Parallel execution of unittests

Xavier Bigand via Digitalmars-d digitalmars-d at puremagic.com
Wed Apr 30 18:39:35 PDT 2014


Le 30/04/2014 19:58, Atila Neves a écrit :
> On Wednesday, 30 April 2014 at 17:50:34 UTC, Jonathan M Davis via
> Digitalmars-d wrote:
>> On Wed, 30 Apr 2014 08:59:42 -0700
>> Andrei Alexandrescu via Digitalmars-d <digitalmars-d at puremagic.com>
>> wrote:
>>
>>> On 4/30/14, 8:54 AM, bearophile wrote:
>>> > Andrei Alexandrescu:
>>> >
>>> >> A coworker mentioned the idea that unittests could be run in
>>> >> parallel
>>> >
>>> > In D we have strong purity to make more safe to run code in
>>> > parallel:
>>> >
>>> > pure unittest {}
>>>
>>> This doesn't follow. All unittests should be executable concurrently.
>>> -- Andrei
>>>
>>
>> In general, I agree. In reality, there are times when having state
>> across unit tests makes sense - especially when there's expensive setup
>> required for the tests. While it's not something that I generally
>> like to do, I know that we have instances of that where I work. Also, if
>> the unit tests have to deal with shared resources, they may very well be
>> theoretically independent but would run afoul of each other if run at
>> the same time - a prime example of this would be std.file, which has to
>> operate on the file system.
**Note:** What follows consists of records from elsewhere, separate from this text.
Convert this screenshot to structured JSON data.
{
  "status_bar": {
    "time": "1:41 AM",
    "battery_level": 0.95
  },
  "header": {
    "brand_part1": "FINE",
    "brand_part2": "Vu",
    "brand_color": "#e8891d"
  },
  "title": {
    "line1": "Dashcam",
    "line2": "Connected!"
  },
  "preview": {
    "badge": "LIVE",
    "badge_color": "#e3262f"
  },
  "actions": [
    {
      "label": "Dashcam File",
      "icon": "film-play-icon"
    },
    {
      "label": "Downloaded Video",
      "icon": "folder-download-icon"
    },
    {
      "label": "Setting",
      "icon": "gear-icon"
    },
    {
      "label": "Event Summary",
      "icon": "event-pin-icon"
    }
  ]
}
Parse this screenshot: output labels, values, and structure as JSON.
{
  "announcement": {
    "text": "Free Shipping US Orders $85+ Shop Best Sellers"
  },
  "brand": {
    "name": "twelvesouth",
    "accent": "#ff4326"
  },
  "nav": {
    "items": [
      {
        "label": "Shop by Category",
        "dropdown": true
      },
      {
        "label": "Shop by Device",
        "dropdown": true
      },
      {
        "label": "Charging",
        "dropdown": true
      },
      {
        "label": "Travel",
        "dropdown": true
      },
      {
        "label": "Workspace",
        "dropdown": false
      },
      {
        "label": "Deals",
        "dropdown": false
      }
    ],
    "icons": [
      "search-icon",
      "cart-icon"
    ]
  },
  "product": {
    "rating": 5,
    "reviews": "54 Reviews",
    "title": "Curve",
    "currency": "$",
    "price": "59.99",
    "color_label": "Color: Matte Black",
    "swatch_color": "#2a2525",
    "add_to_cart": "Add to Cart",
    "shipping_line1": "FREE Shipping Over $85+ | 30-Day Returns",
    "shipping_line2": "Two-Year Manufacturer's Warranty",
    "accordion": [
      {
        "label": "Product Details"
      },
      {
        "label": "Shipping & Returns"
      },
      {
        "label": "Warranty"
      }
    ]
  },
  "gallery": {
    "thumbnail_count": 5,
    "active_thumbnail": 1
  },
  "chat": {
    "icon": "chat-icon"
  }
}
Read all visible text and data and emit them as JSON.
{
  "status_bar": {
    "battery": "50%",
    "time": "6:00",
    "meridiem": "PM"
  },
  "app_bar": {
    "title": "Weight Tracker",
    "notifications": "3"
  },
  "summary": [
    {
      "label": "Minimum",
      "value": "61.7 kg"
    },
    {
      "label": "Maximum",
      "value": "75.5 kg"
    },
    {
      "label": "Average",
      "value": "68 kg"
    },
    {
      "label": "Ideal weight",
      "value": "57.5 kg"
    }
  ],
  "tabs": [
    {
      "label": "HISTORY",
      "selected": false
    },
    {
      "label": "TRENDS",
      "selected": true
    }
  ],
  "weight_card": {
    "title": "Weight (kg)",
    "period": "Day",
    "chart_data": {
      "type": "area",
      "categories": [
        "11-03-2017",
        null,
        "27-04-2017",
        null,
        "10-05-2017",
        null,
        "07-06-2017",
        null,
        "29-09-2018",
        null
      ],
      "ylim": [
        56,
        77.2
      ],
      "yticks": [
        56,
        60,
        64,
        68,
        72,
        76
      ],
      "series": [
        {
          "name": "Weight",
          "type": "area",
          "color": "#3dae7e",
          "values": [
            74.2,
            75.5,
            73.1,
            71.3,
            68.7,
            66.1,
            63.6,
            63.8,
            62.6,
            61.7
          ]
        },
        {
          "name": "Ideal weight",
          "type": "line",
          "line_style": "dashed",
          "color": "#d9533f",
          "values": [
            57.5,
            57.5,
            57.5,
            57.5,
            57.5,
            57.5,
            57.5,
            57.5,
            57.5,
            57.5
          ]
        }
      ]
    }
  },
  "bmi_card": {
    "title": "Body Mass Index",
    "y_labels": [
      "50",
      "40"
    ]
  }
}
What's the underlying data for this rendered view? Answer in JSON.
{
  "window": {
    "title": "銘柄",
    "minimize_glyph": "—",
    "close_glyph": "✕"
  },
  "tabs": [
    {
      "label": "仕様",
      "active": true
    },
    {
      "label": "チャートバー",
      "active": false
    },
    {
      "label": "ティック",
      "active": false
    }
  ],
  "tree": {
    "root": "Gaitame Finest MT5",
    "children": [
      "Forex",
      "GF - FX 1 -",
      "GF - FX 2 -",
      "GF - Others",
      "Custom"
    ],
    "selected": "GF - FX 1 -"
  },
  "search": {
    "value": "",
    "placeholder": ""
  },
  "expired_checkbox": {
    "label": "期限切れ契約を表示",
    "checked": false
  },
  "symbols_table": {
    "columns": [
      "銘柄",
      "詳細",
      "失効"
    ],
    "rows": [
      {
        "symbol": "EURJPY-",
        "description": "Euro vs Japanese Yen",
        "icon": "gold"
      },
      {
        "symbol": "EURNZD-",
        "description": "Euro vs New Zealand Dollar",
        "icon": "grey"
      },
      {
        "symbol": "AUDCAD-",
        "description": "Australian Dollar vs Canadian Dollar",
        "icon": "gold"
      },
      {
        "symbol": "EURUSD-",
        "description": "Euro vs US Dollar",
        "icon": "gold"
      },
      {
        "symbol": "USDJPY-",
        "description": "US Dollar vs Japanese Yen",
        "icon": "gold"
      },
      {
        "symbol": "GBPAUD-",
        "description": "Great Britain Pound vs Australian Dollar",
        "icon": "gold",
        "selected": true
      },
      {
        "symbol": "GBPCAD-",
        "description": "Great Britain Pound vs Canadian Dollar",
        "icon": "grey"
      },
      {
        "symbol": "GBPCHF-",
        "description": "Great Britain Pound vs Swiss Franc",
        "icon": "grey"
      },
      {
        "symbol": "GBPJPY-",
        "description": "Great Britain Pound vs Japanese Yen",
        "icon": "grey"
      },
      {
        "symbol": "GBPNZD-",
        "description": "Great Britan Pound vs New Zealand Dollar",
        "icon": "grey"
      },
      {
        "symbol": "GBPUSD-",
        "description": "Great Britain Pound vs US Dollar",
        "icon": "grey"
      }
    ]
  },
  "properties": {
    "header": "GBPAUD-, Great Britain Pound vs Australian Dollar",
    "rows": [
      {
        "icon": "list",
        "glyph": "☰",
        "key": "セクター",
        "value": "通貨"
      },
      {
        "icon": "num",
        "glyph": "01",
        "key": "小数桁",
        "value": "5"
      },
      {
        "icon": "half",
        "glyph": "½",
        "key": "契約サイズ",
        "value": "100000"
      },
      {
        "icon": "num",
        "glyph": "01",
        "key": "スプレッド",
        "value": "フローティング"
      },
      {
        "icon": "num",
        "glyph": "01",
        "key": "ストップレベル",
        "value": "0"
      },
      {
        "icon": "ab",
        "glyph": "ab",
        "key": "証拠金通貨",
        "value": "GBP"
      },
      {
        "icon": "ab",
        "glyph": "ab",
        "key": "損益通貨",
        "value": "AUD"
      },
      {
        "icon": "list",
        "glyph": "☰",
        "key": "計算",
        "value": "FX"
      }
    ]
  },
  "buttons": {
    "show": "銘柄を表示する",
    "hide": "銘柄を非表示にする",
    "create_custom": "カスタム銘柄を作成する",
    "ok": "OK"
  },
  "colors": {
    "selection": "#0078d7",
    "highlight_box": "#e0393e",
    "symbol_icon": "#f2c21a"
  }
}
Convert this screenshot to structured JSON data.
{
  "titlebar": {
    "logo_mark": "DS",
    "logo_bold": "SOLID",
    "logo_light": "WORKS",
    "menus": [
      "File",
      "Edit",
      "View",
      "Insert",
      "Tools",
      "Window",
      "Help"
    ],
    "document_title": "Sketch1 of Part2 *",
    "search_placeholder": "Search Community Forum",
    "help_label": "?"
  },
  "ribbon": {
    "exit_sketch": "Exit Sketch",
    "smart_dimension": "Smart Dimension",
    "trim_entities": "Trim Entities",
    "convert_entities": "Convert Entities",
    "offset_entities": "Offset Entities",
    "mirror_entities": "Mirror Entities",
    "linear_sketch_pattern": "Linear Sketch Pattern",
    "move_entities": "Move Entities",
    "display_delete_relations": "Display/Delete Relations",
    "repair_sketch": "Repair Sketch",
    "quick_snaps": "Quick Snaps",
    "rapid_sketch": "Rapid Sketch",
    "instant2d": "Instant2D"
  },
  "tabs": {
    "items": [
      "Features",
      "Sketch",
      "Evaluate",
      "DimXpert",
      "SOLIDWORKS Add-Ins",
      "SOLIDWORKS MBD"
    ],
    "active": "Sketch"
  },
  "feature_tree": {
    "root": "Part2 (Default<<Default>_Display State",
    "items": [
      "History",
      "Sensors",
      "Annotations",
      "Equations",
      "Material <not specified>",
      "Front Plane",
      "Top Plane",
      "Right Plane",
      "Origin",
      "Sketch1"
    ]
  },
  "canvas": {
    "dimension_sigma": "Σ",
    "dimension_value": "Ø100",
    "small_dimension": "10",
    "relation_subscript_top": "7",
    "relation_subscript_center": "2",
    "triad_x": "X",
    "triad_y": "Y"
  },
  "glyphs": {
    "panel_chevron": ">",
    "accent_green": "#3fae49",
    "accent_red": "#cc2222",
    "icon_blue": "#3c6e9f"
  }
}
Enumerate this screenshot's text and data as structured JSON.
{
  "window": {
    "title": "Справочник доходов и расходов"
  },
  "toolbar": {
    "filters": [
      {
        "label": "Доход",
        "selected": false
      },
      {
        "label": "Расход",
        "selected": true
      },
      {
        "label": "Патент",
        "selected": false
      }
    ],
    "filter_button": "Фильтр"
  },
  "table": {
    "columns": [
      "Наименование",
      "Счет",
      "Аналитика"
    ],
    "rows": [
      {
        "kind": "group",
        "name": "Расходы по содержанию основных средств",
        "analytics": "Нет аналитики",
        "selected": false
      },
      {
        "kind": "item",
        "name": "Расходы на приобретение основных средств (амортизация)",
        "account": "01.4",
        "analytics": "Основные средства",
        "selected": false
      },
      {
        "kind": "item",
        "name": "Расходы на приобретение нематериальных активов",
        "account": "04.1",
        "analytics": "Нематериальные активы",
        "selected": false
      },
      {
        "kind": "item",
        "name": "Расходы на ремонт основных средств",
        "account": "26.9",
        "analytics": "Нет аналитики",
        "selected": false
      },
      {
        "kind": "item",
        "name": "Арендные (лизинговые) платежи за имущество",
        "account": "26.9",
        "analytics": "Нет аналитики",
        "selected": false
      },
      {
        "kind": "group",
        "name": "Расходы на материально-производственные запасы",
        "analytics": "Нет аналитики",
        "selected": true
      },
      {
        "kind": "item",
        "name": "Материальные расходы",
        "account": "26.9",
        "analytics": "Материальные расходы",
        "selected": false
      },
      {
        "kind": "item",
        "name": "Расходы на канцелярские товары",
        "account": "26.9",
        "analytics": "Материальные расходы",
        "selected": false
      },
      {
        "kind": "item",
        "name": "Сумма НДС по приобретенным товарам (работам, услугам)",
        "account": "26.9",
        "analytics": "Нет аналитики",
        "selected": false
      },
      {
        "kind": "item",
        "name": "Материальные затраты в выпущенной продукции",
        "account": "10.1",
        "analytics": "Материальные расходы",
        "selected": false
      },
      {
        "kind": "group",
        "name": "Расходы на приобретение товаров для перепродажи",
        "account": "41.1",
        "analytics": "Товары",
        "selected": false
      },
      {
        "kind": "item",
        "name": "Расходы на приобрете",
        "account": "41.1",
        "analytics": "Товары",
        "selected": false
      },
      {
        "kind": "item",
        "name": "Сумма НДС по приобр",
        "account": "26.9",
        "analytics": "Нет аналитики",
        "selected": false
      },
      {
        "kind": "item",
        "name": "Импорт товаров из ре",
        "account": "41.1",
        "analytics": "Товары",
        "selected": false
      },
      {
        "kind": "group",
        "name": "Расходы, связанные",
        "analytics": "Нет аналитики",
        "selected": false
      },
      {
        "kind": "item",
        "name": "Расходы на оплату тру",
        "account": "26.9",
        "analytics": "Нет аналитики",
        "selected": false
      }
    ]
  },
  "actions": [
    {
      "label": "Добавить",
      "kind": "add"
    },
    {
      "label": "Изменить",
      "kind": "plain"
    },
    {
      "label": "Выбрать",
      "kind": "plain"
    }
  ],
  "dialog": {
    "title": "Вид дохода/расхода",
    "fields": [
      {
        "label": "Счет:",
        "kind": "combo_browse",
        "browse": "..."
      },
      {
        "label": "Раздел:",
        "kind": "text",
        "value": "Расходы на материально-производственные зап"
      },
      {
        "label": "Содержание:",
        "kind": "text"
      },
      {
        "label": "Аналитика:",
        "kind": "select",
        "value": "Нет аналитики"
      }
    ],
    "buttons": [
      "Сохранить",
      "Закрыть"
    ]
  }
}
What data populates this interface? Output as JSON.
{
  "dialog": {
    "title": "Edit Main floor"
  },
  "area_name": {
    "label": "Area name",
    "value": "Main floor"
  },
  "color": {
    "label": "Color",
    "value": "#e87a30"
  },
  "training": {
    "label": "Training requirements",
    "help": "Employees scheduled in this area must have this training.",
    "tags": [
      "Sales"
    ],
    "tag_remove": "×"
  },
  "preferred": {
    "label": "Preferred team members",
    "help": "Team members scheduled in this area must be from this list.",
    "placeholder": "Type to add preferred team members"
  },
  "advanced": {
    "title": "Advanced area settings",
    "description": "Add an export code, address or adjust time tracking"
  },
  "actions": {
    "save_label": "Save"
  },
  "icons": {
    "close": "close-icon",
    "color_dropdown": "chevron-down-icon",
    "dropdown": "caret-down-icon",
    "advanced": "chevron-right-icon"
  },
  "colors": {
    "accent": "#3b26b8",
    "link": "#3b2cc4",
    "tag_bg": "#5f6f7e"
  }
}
I fully expect that if std.file's unit
>> tests were run in parallel, they would break. Unit tests involving
>> sockets would be another type of test which would be at high risk of
>> breaking, depending on what sockets they need.
>>
>> Honestly, the idea of running unit tests in parallel makes me very
>> nervous. In general, across modules, I'd expect it to work, but there
>> will be occasional cases where it will break. Across the unittest
>> blocks in a single module, I'd be _very_ worried about breakage. There
>> is nothing whatsoever in the language which guarantees that running
>> them in parallel will work or even makes sense. All that protects us is
>> the convention that unit tests are usually independent of each other,
>> and in my experience, it's common enough that they're not independent
>> that I think that blindly enabling parallelization of unit tests across
>> a single module is definitely a bad idea.
>>
>> - Jonathan M Davis
>
> You're right; blindly enabling parallelisation after the fact is likely
> to cause problems.
>
> Unit tests though, by definition (and I'm aware there are more than one)
> have to be independent. Have to not touch the filesystem, or the
> network. Only CPU and RAM. In my case, and since I had the luxury of
> implementing a framework first and only writing tests after it was done,
> running them in parallel was an extra check that they are in fact
> independent.
>
Why a test don't have to touch filesystem? That really restrictive, you 
just can't have a good code coverage on a lot libraries with a such 
restriction. I had work on a Source Control Management software, and all 
tests have to deal with a DB which requires file system and network 
operations.
IMO it's pretty much like impossible to miss testing of functions 
relations, simple integration tests are often needed to ensure that the 
application is working correctly. If D integrate features to support 
automatized testing maybe it must not be to restrictive mainly if 
everybody will expect more features commonly used (like named tests, 
formated result output,...).
Some of those common features have to be added to phobos instead of the 
language.

> Now, it does happen that you're testing code that isn't thread-safe
> itself, and yes, in that case you have to run them in a single thread.
> That's why I added the @SingleThreaded UDA to my library to enable that.
> As soon as I tried calling legacy C code...
>
> We could always make running in threads opt-in.